Salomonek...............

: czw lip 22, 2004 10:09 am
autor: Beeata
Sachma ,moja rada to ...wez od razu 2 dziewczynki. Finansowo wcale cie to bardziej nie obciazy ale szczurki beda szczesliwsze.Ja do dzisiaj za przeproszeniem sobie w brode pluje ,ze nie zrobilam tego 1.5 roku temu. Nie jestesmy w stanie zastapic szczurowi szczurzego kolegi czy kolezanki.One sa wtedy naprawde szczesliwsze. Wezmiesz szczurka z domu,nie ze sklepu a to duzy plus. Gdyby z malymi bylo cos nie tak Luge z pewnoscia by ci powiedzial ,bo przeciez ma je na co dzien na oku,wiec nie ma po co isc do weta .Nie zapominaj ,ze gabinet weterynaryjny to miesce gdzie codziennie przebywa wiele,chorych zwierzat ,rozsiewajacych bakterie i wirusy.Po co kusic los?

Salomonek...............

: czw lip 22, 2004 11:44 am
autor: Ania
Sachma - upewniam się tylko, bo słowem nie wspomniałaś - wydezynfekowałaś klatkę i pokój?
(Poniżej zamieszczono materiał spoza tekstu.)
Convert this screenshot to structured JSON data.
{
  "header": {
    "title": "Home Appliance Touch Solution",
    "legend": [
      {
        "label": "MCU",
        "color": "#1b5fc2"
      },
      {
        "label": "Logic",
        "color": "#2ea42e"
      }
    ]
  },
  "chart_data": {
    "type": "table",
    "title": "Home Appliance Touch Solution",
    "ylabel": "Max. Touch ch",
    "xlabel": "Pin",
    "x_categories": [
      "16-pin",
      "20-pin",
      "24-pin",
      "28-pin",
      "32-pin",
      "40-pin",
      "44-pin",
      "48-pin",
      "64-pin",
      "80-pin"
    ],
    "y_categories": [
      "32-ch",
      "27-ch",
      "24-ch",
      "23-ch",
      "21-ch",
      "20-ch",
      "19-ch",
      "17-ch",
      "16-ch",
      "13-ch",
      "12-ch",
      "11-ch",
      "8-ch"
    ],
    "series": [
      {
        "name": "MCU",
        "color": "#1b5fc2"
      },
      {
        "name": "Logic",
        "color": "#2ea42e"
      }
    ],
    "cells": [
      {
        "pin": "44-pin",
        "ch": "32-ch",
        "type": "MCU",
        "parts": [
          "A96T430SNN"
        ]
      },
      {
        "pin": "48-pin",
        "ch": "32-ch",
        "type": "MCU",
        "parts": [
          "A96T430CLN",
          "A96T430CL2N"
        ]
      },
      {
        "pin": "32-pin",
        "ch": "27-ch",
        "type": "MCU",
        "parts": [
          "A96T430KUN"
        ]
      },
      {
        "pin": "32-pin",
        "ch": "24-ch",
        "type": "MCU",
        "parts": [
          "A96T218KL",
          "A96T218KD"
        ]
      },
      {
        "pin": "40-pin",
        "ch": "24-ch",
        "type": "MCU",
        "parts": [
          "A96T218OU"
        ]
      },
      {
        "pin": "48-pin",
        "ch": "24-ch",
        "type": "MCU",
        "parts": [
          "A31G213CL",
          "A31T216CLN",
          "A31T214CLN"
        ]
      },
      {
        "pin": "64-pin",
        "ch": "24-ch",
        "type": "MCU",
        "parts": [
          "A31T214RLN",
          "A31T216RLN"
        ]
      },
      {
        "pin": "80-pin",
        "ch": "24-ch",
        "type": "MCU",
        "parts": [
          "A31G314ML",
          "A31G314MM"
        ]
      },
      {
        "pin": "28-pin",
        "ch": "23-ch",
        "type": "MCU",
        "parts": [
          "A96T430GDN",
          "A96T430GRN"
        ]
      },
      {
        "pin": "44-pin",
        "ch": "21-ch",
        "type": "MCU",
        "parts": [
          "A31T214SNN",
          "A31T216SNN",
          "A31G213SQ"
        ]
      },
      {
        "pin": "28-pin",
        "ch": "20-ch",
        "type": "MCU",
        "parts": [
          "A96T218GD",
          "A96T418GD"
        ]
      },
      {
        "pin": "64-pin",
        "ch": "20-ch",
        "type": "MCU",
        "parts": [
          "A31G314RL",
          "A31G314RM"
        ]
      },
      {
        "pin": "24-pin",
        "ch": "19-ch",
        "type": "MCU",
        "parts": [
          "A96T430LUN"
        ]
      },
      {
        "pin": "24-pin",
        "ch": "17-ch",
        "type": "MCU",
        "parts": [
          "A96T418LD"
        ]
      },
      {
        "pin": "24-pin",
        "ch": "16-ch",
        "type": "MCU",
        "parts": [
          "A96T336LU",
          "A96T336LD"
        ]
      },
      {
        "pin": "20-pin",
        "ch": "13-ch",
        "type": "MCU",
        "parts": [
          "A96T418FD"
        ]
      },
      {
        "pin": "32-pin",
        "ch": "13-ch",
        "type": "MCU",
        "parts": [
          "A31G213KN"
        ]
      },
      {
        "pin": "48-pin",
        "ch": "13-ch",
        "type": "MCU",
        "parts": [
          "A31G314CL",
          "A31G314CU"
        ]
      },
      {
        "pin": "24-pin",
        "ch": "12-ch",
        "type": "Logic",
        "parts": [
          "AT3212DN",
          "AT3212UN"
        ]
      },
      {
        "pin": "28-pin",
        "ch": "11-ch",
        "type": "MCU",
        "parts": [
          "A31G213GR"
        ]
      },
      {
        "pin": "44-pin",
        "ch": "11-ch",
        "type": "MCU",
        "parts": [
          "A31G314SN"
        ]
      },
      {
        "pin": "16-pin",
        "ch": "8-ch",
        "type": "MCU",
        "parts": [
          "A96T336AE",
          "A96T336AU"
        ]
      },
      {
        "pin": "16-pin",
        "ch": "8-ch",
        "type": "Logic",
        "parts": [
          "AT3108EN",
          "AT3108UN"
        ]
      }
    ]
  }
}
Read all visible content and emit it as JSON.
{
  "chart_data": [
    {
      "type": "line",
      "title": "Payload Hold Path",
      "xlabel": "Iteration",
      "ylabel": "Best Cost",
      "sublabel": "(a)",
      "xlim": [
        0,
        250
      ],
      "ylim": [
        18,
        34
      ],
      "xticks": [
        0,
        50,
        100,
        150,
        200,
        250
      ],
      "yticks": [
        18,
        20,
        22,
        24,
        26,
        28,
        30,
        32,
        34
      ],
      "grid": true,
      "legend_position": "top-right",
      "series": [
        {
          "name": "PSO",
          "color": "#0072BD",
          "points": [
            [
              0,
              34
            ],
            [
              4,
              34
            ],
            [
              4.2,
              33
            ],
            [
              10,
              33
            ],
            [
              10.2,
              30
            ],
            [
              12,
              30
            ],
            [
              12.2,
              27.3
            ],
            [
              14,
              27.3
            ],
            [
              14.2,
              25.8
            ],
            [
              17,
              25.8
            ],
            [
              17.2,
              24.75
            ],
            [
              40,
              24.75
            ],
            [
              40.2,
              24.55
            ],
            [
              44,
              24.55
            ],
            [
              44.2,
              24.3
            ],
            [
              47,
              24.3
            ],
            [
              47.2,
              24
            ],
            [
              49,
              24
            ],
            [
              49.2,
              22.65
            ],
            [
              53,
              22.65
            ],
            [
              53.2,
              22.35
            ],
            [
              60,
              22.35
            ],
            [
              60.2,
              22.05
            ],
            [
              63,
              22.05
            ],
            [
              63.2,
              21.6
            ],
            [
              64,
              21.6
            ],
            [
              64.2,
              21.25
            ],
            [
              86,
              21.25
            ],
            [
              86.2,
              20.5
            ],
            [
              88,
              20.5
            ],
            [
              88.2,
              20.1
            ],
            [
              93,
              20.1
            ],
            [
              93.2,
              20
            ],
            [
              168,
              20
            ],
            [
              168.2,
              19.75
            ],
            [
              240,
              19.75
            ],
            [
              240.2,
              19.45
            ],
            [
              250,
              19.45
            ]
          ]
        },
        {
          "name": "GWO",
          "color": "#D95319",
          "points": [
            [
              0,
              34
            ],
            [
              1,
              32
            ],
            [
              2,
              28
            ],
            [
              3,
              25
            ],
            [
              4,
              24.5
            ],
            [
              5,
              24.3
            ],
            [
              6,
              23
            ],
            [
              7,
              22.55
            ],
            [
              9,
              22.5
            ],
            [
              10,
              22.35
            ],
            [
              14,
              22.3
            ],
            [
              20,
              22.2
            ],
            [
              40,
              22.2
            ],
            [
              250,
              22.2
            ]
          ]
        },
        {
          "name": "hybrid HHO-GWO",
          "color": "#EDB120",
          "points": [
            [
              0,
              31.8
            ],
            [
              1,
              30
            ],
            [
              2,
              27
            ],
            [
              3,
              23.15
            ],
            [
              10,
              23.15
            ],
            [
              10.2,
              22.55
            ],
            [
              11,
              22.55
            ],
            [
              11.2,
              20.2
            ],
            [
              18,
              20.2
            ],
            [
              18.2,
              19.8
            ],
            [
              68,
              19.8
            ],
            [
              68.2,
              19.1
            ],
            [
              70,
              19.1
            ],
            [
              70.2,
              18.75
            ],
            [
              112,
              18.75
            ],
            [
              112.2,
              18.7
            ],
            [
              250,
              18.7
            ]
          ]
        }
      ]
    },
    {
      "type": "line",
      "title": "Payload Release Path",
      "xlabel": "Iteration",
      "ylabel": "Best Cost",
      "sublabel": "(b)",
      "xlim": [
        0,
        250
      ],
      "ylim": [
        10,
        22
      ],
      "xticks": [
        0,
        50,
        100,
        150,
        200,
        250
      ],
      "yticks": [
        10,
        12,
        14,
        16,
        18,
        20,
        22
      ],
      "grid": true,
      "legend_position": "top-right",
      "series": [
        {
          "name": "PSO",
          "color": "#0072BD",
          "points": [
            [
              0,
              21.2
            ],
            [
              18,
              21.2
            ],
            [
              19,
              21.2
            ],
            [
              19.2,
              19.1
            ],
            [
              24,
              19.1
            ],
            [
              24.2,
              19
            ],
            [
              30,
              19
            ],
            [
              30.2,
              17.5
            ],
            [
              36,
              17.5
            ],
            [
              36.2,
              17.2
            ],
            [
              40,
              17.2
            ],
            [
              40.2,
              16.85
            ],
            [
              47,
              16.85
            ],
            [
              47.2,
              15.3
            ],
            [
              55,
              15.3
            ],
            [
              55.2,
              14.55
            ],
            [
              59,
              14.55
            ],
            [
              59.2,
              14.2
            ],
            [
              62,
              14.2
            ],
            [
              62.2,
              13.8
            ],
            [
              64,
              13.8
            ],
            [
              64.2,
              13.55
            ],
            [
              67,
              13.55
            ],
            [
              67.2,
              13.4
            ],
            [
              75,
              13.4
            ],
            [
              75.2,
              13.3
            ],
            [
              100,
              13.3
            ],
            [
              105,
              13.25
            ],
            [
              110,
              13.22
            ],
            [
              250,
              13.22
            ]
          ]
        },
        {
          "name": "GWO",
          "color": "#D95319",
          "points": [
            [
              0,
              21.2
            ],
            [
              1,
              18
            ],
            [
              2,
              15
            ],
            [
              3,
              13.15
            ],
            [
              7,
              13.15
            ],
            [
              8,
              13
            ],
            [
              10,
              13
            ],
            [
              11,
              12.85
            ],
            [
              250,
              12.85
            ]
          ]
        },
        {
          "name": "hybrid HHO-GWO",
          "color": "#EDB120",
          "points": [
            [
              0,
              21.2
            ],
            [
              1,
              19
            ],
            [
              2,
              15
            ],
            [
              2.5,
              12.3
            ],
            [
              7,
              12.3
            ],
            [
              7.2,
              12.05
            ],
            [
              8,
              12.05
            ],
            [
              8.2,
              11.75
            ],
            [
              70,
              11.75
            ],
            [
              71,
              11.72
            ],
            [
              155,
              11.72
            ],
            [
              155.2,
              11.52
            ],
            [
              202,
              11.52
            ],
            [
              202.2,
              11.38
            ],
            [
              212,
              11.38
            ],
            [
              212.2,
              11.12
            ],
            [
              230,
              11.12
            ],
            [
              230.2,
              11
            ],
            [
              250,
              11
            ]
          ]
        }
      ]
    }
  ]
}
Jeśi tego nie zrobisz - z kolejnymi szczurkami może być podobna przygoda, niestety.

Salomonek...............

: czw lip 22, 2004 11:59 am
autor: Beeata
acha,Ania ma racje.Dobrze byloby pozyczec od kogos kwarcowke i wlaczyc w pokoju na jakies 15 minut.

Salomonek...............

: czw lip 22, 2004 12:09 pm
autor: krwiopij
albo kupic virkon u weta... powinni miec... mnie kosztowal kolo 50 zlotych, ale po smierci malego diego musialam wydezynfekowac caly dom...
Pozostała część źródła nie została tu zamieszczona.